Ultimately it seems in scripture that there are two views of the same reality. The mundane view is that Christians are called to announce and pragmatically realize the God’s Reign manifest in Jesus Christ. It isn’t easy, but the outcome is decided. The supernatural view understands that there are vast forces at work to undermine God’s creative activity and create chaos in ever greater measure. Those forces are partially personified in the character of Satan, who in Revelation is specifically associated with the “chaos monster,” called a dragon or ancient serpent of the Old Testament.

The real struggle isn’t between good and evil, it is between creative ordering and chaos. That is how the world begins, and that is how according to the apocalyptic parts of the gospel it will end.  

And here we begin to see something that sounds quite contemporary, and perhaps immediately relevant to physicists like Feynmann and his successors. For on the contemporary view of reality, particularly with the rise of Big Bang cosmology and the discovery of the effects of what are called dark matter and dark energy, the real struggle within which humans are caught is between order and entropy. Which, at the root, is exactly the real struggle at the heart of Christianity. 

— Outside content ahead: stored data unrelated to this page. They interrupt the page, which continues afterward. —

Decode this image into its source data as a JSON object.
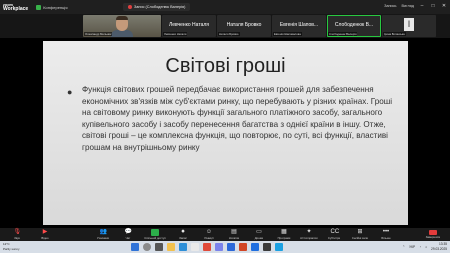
{
  "titlebar": {
    "brand_top": "zoom",
    "brand_bottom": "Workplace",
    "conference_label": "Конференція",
    "recording_label": "Запис (Слободенюк Валерія)",
    "right_label": "Запись",
    "view_label": "Вигляд"
  },
  "participants": [
    {
      "display_name": "",
      "label": "Олександр Мельник",
      "type": "camera"
    },
    {
      "display_name": "Левченко Наталя",
      "label": "Левченко Наталя",
      "type": "name"
    },
    {
      "display_name": "Наталя Бровко",
      "label": "Наталя Бровко",
      "type": "name"
    },
    {
      "display_name": "Евгенія Шапов...",
      "label": "Евгенія Шаповалова",
      "type": "name"
    },
    {
      "display_name": "Слободенюк В...",
      "label": "Слободенюк Валерія",
      "type": "name",
      "active": true
    },
    {
      "display_name": "",
      "label": "Ірина Білинська",
      "type": "letter",
      "letter": "I"
    }
  ],
  "slide": {
    "title": "Світові гроші",
    "bullet": "●",
    "body": "Функція світових грошей передбачає використання грошей для забезпечення економічних зв'язків між суб'єктами ринку, що перебувають у різних країнах. Гроші на світовому ринку виконують функції загального платіжного засобу, загального купівельного засобу і засобу перенесення багатства з однієї країни в іншу. Отже, світові гроші – це комплексна функція, що повторює, по суті, всі функції, властиві грошам на внутрішньому ринку"
  },
  "toolbar": {
    "audio": "Звук",
    "video": "Відео",
    "participants": "Учасники",
    "chat": "Чат",
    "share": "Спільний доступ",
    "record": "Запис",
    "reactions": "Реакції",
    "notes": "Нотатки",
    "whiteboard": "Дошки",
    "apps": "Програми",
    "ai": "AI Companion",
    "captions": "Субтитри",
    "rooms": "Сесійні зали",
    "more": "Більше",
    "end": "Завершити"
  },
  "taskbar": {
    "weather_temp": "12°C",
    "weather_desc": "Partly sunny",
    "language": "УКР",
    "time": "13:35",
    "date": "29.03.2025"
  },
  "colors": {
    "active_speaker": "#28c840",
    "record_red": "#e04040",
    "share_green": "#2cae4a",
    "end_red": "#e23b3b"
  }
}
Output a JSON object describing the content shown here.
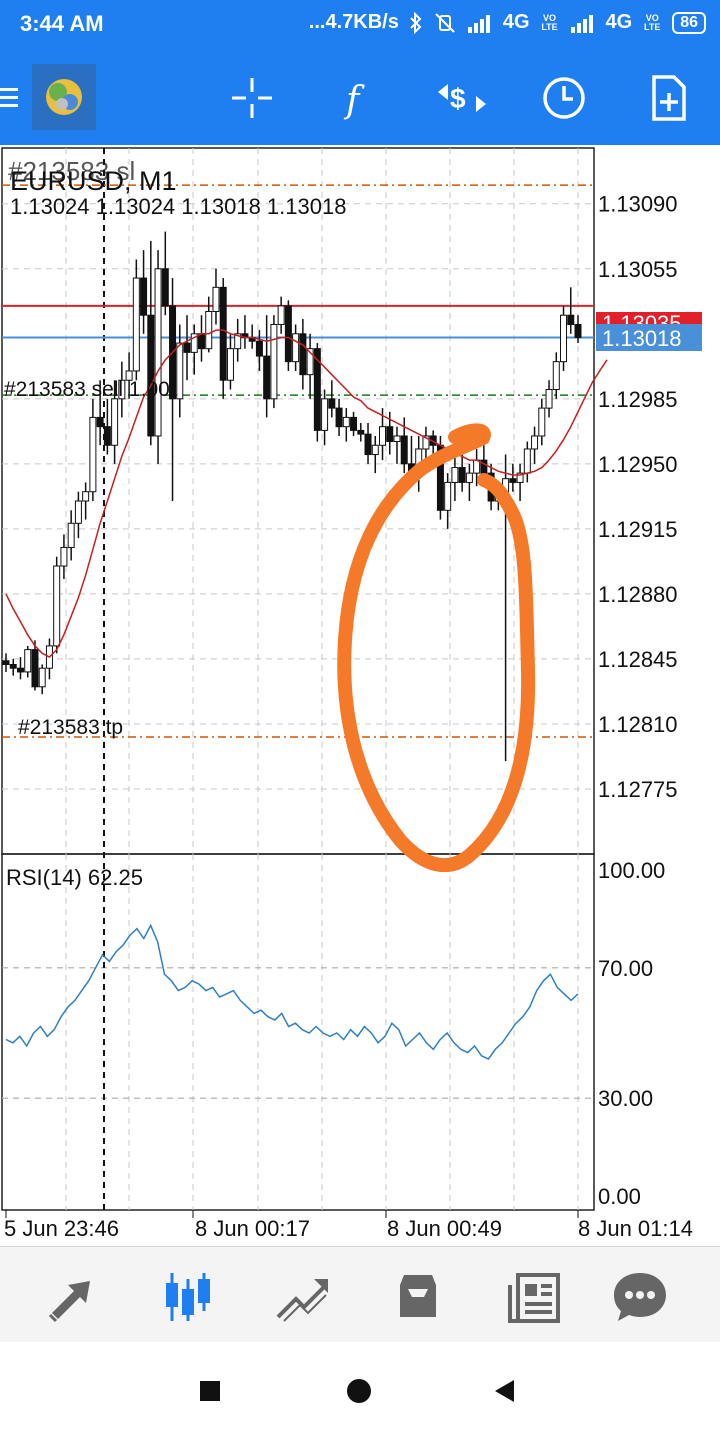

Dust is entropy in physical form, as is any form of chaos whether it be physical, social, or political. And the central teaching of Christianity, despite the popular sentiments by which we say goodby to our bodies, is that we do not return to dust, either as humans or a universe. What Christianity is about is living out the promise that all things end as all things began, with a God whose first and final word creates the universe: “Let there be light.”